ISCA Archive Interspeech 2022
ISCA Archive Interspeech 2022

The Magnitude and Phase based Speech Representation Learning using Autoencoder for Classifying Speech Emotions using Deep Canonical Correlation Analysis

Ashishkumar Gudmalwar, Biplove Basel, Anirban Dutta, Ch V Rama Rao

Speech Emotion Recognition (SER) from human speech utterances is a task of identifying emotions irrespective of their semantic content. It has an important role in making human-machine interaction natural. Conventional SER approaches emphasize more on magnitude spectrum for feature extraction and ignore phase information.
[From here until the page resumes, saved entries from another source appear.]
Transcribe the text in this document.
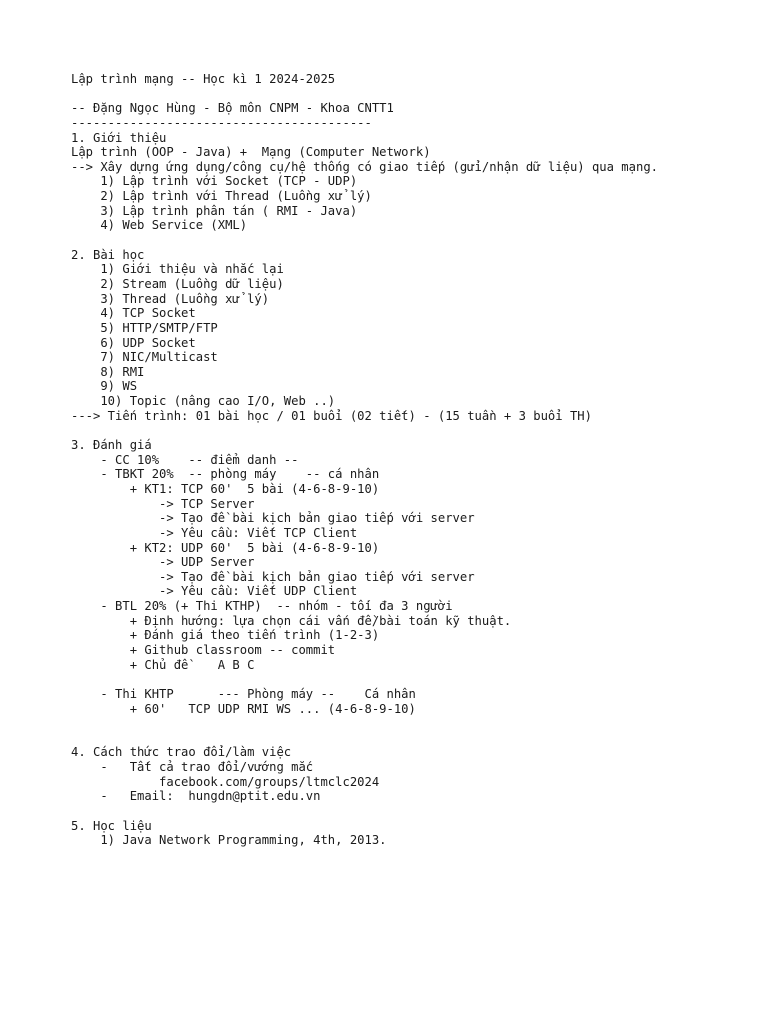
Lập trình mạng -- Học kì 1 2024-2025
-- Đặng Ngọc Hùng - Bộ môn CNPM - Khoa CNTT1
-----------------------------------------
1. Giới thiệu
Lập trình (OOP - Java) +  Mạng (Computer Network)
--> Xây dựng ứng dụng/công cụ/hệ thống có giao tiếp (gửi/nhận dữ liệu) qua mạng.
1) Lập trình với Socket (TCP - UDP)
2) Lập trình với Thread (Luồng xử lý)
3) Lập trình phân tán ( RMI - Java)
4) Web Service (XML)
2. Bài học
1) Giới thiệu và nhắc lại
2) Stream (Luồng dữ liệu)
3) Thread (Luồng xử lý)
4) TCP Socket
5) HTTP/SMTP/FTP
6) UDP Socket
7) NIC/Multicast
8) RMI
9) WS
10) Topic (nâng cao I/O, Web ..)
---> Tiến trình: 01 bài học / 01 buổi (02 tiết) - (15 tuần + 3 buổi TH)
3. Đánh giá
- CC 10%    -- điểm danh --
- TBKT 20%  -- phòng máy    -- cá nhân
+ KT1: TCP 60'  5 bài (4-6-8-9-10)
-> TCP Server
-> Tạo đề bài kịch bản giao tiếp với server
-> Yêu cầu: Viết TCP Client
+ KT2: UDP 60'  5 bài (4-6-8-9-10)
-> UDP Server
-> Tạo đề bài kịch bản giao tiếp với server
-> Yêu cầu: Viết UDP Client
- BTL 20% (+ Thi KTHP)  -- nhóm - tối đa 3 người
+ Định hướng: lựa chọn cái vấn đề/bài toán kỹ thuật.
+ Đánh giá theo tiến trình (1-2-3)
+ Github classroom -- commit
+ Chủ đề    A B C
- Thi KHTP      --- Phòng máy --    Cá nhân
+ 60'   TCP UDP RMI WS ... (4-6-8-9-10)
4. Cách thức trao đổi/làm việc
-   Tất cả trao đổi/vướng mắc
facebook.com/groups/ltmclc2024
-   Email:  hungdn@ptit.edu.vn
5. Học liệu
1) Java Network Programming, 4th, 2013.
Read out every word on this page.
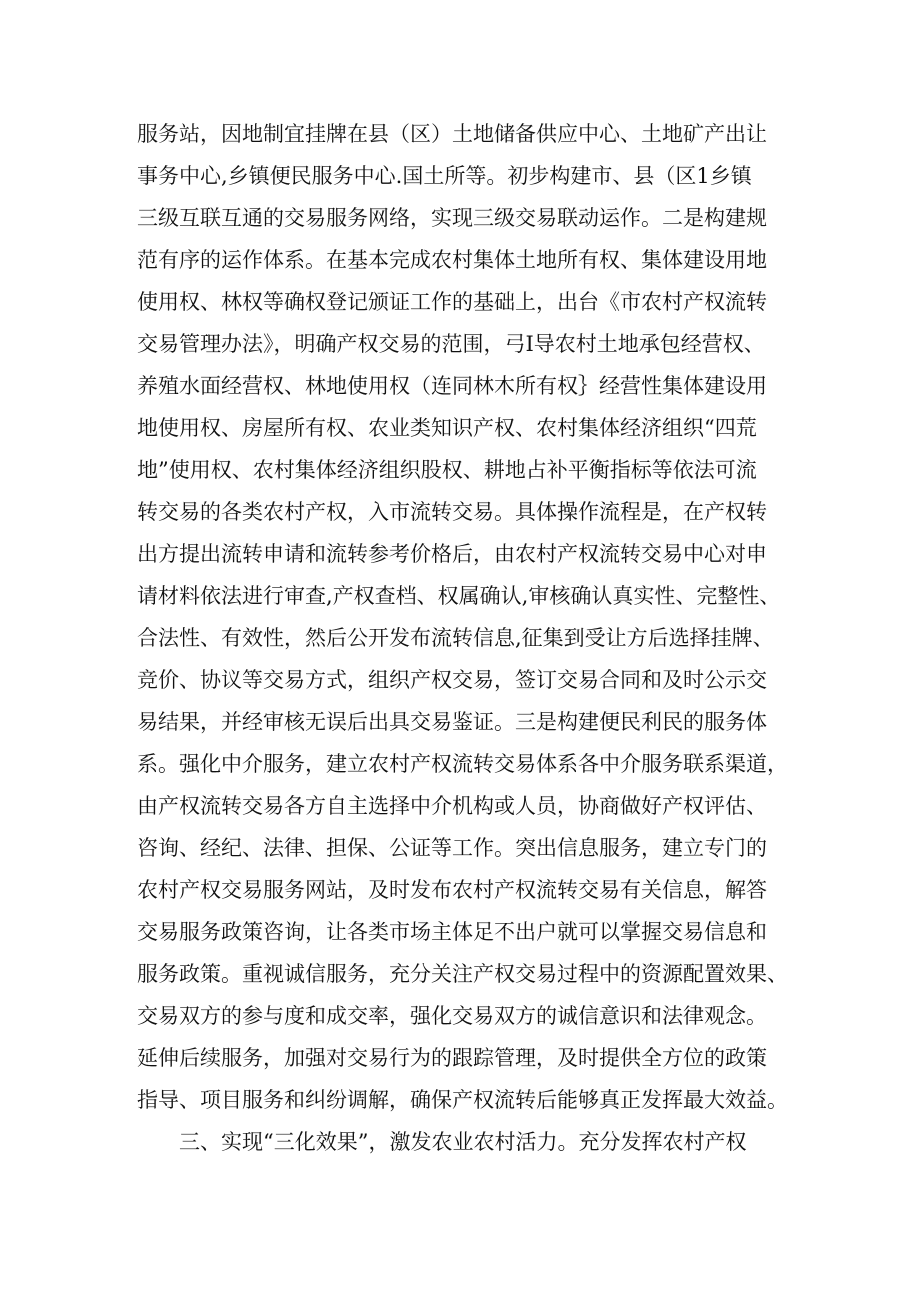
服务站，因地制宜挂牌在县（区）土地储备供应中心、土地矿产出让
事务中心,乡镇便民服务中心.国土所等。初步构建市、县（区1乡镇
三级互联互通的交易服务网络，实现三级交易联动运作。二是构建规
范有序的运作体系。在基本完成农村集体土地所有权、集体建设用地
使用权、林权等确权登记颁证工作的基础上，出台《市农村产权流转
交易管理办法》，明确产权交易的范围，弓I导农村土地承包经营权、
养殖水面经营权、林地使用权（连同林木所有权｝经营性集体建设用
地使用权、房屋所有权、农业类知识产权、农村集体经济组织“四荒
地”使用权、农村集体经济组织股权、耕地占补平衡指标等依法可流
转交易的各类农村产权，入市流转交易。具体操作流程是，在产权转
出方提出流转申请和流转参考价格后，由农村产权流转交易中心对申
请材料依法进行审查,产权查档、权属确认,审核确认真实性、完整性、
合法性、有效性，然后公开发布流转信息,征集到受让方后选择挂牌、
竞价、协议等交易方式，组织产权交易，签订交易合同和及时公示交
易结果，并经审核无误后出具交易鉴证。三是构建便民利民的服务体
系。强化中介服务，建立农村产权流转交易体系各中介服务联系渠道，
由产权流转交易各方自主选择中介机构或人员，协商做好产权评估、
咨询、经纪、法律、担保、公证等工作。突出信息服务，建立专门的
农村产权交易服务网站，及时发布农村产权流转交易有关信息，解答
交易服务政策咨询，让各类市场主体足不出户就可以掌握交易信息和
服务政策。重视诚信服务，充分关注产权交易过程中的资源配置效果、
交易双方的参与度和成交率，强化交易双方的诚信意识和法律观念。
延伸后续服务，加强对交易行为的跟踪管理，及时提供全方位的政策
指导、项目服务和纠纷调解，确保产权流转后能够真正发挥最大效益。
三、实现“三化效果”，激发农业农村活力。充分发挥农村产权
Recent studies reveal that phase information has a significant part in analyzing speech acoustics. This work explores speech representation learning from magnitude and phase information using autoencoder for SER task. We trained the UNET autoencoder using Mel Frequency Cepstral Coefficients (MFCCs) and Modified Group Delay Function (MODGD) for learning representations. The encoder part of the trained UNET autoencoder is used as input to the neural network classifier and fine-tuned it concerning four emotions separately for MFCCs and MODGD. The learned representation for both MFCCs and MODGD are combined and given input to Support Vector Machine (SVM) for classification. The Deep Canonical Correlation Analysis (DCCA) is used to maximize the correlation between magnitude and phase information to improve the conventional SER system's performance. The performance analysis is carried out using the IEMOCAP database. The experimental results show improvement over MFCC features and existing approaches for unimodal SER.